A questo punto la scelta comune sarebbe stata fare un unico ricorso cumulativo (pagando uno scaglione di tasse ministeriali più alto) o presentare tre ricorsi lo stesso giorno. Io ho scelto una strada diversa, basata sulla teoria dei giochi e sul calcolo probabilistico. Avendo ricevuto le raccomandate nello stesso momento, il timer dei 60 giorni per oppormi scadeva per tutte nello stesso istante. Ho deciso di sfruttare questo margine temporale per una strategia sequenziale: avrei preparato i tre ricorsi articolati su quattro motivi giuridici, ma avrei iniziato a depositare solo il primo atto, quello del 2021. L’idea era di scaglionare l’invio dei successivi ricorsi a distanza di 7 giorni l’uno dall’altro, entro il limite dei 60 giorni utili. L’obiettivo? Intercettare, per quanto possibile nel sistema di assegnazione automatica, sezioni o giudici diversi della Corte di Giustizia Tributaria. Se il primo ricorso avesse avuto successo, avrei usato la prima sentenza favorevole come ariete giurisprudenziale per blindare i due ricorsi successivi. Se avessi perso, avrei limitato il danno economico immediato delle tasse di iscrizione a ruolo. Una scommessa asimmetrica: minimo rischio, massimo potenziale di controllo.

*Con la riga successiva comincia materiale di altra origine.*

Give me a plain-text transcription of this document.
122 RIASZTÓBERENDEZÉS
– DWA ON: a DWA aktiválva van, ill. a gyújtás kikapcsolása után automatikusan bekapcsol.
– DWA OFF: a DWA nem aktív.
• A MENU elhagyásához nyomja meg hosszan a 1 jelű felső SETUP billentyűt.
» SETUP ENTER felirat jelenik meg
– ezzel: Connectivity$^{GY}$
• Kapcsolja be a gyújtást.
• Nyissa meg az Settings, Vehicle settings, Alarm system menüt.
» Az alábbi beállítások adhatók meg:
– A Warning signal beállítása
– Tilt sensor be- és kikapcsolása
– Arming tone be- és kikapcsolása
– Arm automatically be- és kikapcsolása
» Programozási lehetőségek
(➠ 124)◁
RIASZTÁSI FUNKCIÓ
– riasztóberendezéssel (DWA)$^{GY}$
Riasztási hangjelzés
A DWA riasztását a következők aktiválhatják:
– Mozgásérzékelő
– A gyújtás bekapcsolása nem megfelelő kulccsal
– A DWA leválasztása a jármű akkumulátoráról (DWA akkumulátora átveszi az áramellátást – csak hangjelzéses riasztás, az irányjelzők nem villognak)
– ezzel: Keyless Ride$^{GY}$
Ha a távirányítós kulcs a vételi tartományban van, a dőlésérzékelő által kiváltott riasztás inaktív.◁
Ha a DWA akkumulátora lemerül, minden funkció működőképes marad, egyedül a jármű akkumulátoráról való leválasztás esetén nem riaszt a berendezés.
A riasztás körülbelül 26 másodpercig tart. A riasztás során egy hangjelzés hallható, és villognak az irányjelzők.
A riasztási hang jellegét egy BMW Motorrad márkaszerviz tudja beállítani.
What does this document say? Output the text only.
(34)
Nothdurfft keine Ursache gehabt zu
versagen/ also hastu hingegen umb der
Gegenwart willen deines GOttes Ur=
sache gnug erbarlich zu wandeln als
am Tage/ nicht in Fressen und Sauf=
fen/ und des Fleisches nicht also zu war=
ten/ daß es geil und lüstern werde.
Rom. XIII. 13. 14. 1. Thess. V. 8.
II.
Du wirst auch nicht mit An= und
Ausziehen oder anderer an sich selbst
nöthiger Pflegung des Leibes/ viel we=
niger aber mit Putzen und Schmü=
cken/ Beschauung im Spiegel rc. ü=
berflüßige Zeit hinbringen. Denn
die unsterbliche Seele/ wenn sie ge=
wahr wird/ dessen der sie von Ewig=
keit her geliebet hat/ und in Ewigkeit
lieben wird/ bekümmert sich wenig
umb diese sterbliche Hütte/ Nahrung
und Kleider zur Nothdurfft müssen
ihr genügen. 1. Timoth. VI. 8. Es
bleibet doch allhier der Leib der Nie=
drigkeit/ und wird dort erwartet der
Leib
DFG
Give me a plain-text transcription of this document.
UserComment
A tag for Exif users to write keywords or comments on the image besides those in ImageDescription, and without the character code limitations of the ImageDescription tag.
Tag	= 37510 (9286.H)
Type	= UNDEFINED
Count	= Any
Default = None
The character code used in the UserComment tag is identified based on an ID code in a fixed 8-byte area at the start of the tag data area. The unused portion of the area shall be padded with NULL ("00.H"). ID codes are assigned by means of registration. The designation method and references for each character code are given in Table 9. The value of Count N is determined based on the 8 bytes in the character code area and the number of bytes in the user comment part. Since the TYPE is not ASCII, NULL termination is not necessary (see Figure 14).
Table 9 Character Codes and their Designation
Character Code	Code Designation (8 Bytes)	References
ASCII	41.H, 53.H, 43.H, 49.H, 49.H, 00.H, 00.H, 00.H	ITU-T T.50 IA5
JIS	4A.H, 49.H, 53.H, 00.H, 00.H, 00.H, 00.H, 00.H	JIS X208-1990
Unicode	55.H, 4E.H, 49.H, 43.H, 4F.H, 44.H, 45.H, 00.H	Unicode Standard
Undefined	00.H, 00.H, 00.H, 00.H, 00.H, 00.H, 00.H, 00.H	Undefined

Atto secondo: la raccolta documenti (o: come passare i pomeriggi a fare push sui Comuni)
Fare ricorso contro un avviso IMU richiede documenti. Documenti che, ironia della sorte, i Comuni già possiedono. Ma che devi comunque richiedere tu, aspettare, sollecitare, e a volte risollecitare.
Ho richiesto il mio certificato storico di residenza all’attuale comune. Ho aspettato. Ho mandato una PEC di sollecito. Ho aspettato ancora. È arrivato.
Ho richiesto il certificato storico di residenza della mia ex moglie al Comune precedente – quello stesso Comune che mi stava chiedendo i soldi. Motivazione nella richiesta: “esigenze di tutela di diritti in sede tributaria relativi all’immobile in comproprietà sito in …” Sorridevo perché la causale suonava molto come: sto cercando di dimostrare che avete torto con i vostri stessi dati. Ad ogni modo, me l’hanno dato lo stesso.
Ho recuperato (sul mio computer – per fortuna) l’omologa di separazione. La sentenza di divorzio. Il frontespizio dell’atto notarile di compravendita. Lo stato di famiglia storico.
Nel mezzo di tutto questo, ho scritto tre ricorsi – uno per anno – articolati su quattro motivi giuridici, con citazioni di sentenze e riferimenti normativi. Sono stato supportato dalla mia AI di fiducia (e della paziente revisione della mia compagna – avvocato 😊).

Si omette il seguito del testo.